Overall the number of agencies used by corporations is about 3 on average and on balance there will be no net increase in the number of agencies used.  However, with such an open market there is likely to be quite a lot of hiring and firing of agencies within the client’s portfolio.  There is a slight tendency for clients to switch to smaller firms, with 16% stating that they might use them more in the future versus 10% stating less.  This finding is similar to 2008 and shows that the industry will continue to fragment.

There is also interest in engaging the services of very small independent consultants, e.g. those working from a small office or home office, where clients feel that they can be more value add simply through more involvement of senior staff in the research itself, and more industry sector specialism.
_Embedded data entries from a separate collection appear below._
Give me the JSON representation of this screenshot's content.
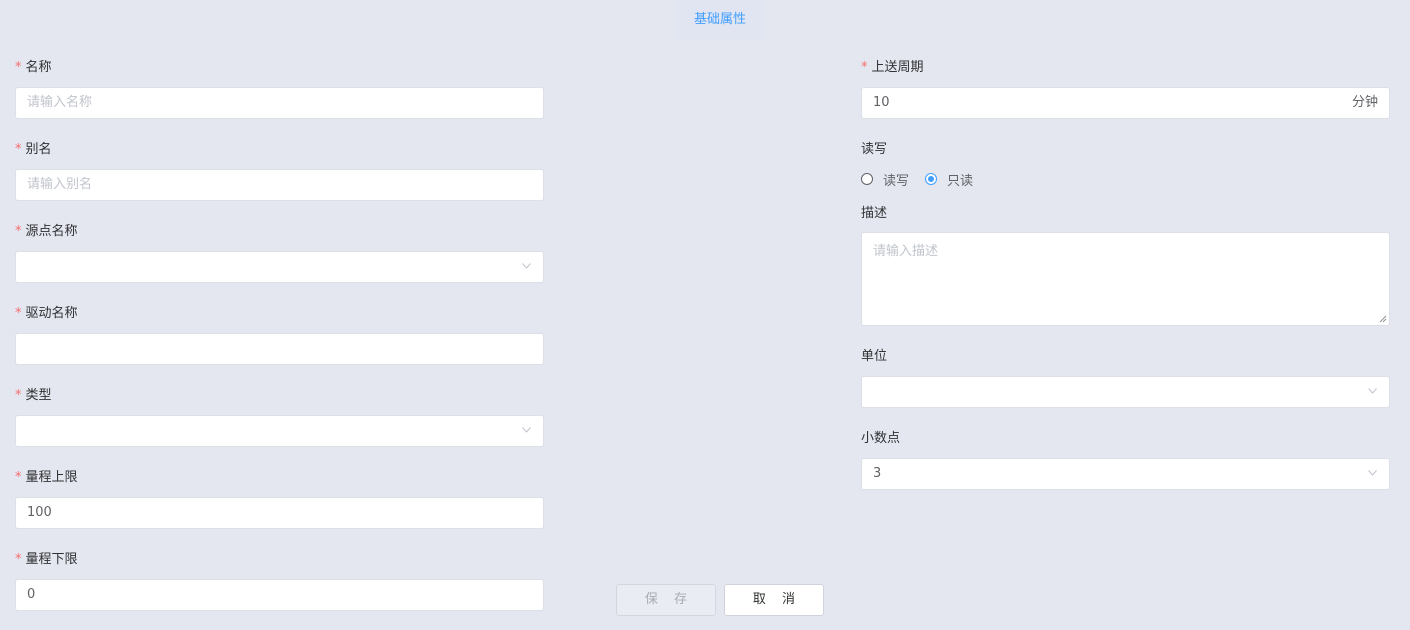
{
  "tab": {
    "title": "基础属性"
  },
  "left": {
    "name": {
      "label": "名称",
      "placeholder": "请输入名称"
    },
    "alias": {
      "label": "别名",
      "placeholder": "请输入别名"
    },
    "source_name": {
      "label": "源点名称",
      "value": ""
    },
    "driver_name": {
      "label": "驱动名称",
      "value": ""
    },
    "type": {
      "label": "类型",
      "value": ""
    },
    "range_upper": {
      "label": "量程上限",
      "value": "100"
    },
    "range_lower": {
      "label": "量程下限",
      "value": "0"
    }
  },
  "right": {
    "upload_period": {
      "label": "上送周期",
      "value": "10",
      "unit": "分钟"
    },
    "read_write": {
      "label": "读写",
      "options": [
        {
          "label": "读写",
          "checked": false
        },
        {
          "label": "只读",
          "checked": true
        }
      ]
    },
    "description": {
      "label": "描述",
      "placeholder": "请输入描述"
    },
    "unit": {
      "label": "单位",
      "value": ""
    },
    "decimal": {
      "label": "小数点",
      "value": "3"
    }
  },
  "footer": {
    "save_label": "保 存",
    "cancel_label": "取 消"
  },
  "colors": {
    "accent": "#409eff",
    "required": "#f56c6c",
    "background": "#e4e7f0"
  }
}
It is viewed by some that over time such consultants can better build their knowledge of the client’s products and industry.  Many also see that using such consultants could give them significant cost saving, which under the current environment would be most welcome.

Conclusions:

Evidently the research business in 2009 is shrinking with Singapore being one of the hardest hit.  Indeed several firms report redundancies (a fuller dontevaluation of this will be obtained in the 2009 survey of agency Managing Directors to be reported in Asia Research Q3, 2009).

The pressure on budgets means that research buyers are becoming more skilled in their art of negotiation.  As has been seen in many business-to-business markets, these skills might be carried through into the recovery meaning that pressure on margins could impact research agencies for some time.  However unlike more developed markets, there is still a reliance on traditional research such as brand trackers.  Often very expensive, these trackers do not necessarily inform the client on how best to realign their service, product, or brand offering, something better answered through ad hoc research for which many clients are cutting.  It would be a great disappointment to the board of directors to invest in research in 2009 to be told that their market share and brand perception has not changed since 2008 and not to be given the detailed road map to increasing market share or brand value in 2010.
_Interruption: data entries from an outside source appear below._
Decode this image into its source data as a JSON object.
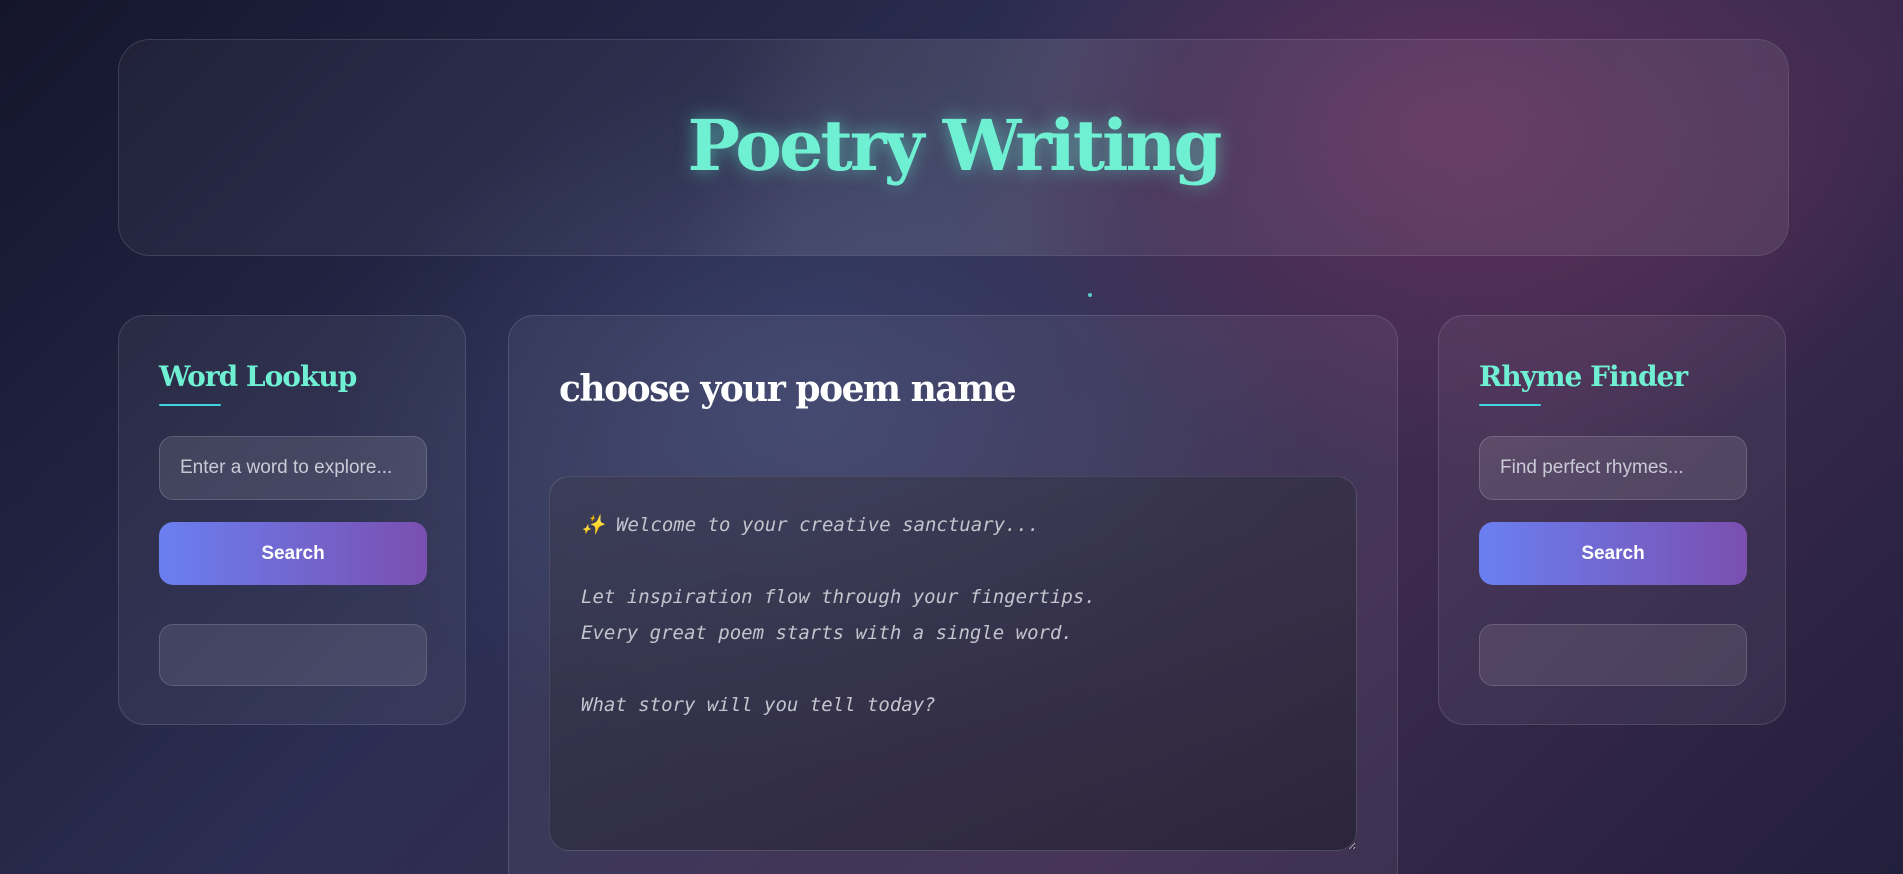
{
  "header": {
    "title": "Poetry Writing"
  },
  "word_lookup": {
    "title": "Word Lookup",
    "placeholder": "Enter a word to explore...",
    "button_label": "Search"
  },
  "rhyme_finder": {
    "title": "Rhyme Finder",
    "placeholder": "Find perfect rhymes...",
    "button_label": "Search"
  },
  "editor": {
    "poem_name": "choose your poem name",
    "placeholder": "✨ Welcome to your creative sanctuary...\n\nLet inspiration flow through your fingertips.\nEvery great poem starts with a single word.\n\nWhat story will you tell today?"
  },
  "colors": {
    "accent_title": "#6ff0d3",
    "button_gradient_start": "#6a7ff0",
    "button_gradient_end": "#7a4fb0"
  }
}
Interestingly clients (quite rightly) recognize that data collection quality is paramount in choosing a supplier.  But perhaps this is considered (wrongly) a hygiene factor.  Many of the larger agencies who have spent perhaps two decades developing their fieldwork QC systems are now throwing this all away by outsourcing their data collection to external fieldwork suppliers with very basic QC.  Pressure on pricing often means that agencies and management consultancies might buy from the bottom of the market.

The fragmentation of the industry has been recording for two successive years now.  Commercial pressures might result in consolidation and yes, we are seeing a major change in the industry in Asia with the merger of two of the largest players TNS and Research International.  This will mean one less supplier for clients to have to consider.

The prospects for 2010?

The depth and breadth of the global recession is fundamentally changing customer attitudes to branding and how they dontevaluate products and services.  Probably one of the biggest opportunities for clients is to have first mover advantage with consumers and business customers on the recovery.  With perhaps less pressure on budgets in 2010, and a need for corporations to totally rethink their product and corporate communications strategy, the prospects for the research industry in 2010 should be brighter, especially considering that some corporations are postponing some research from 2009 to 2010.

But nothing is definite!  In the 2008 Buyer Survey conducted in April 2008, 45% of clients stated that they expect their organizations to spend more on market research the following year.  How they were wrong… maybe stock market analysts should do more research!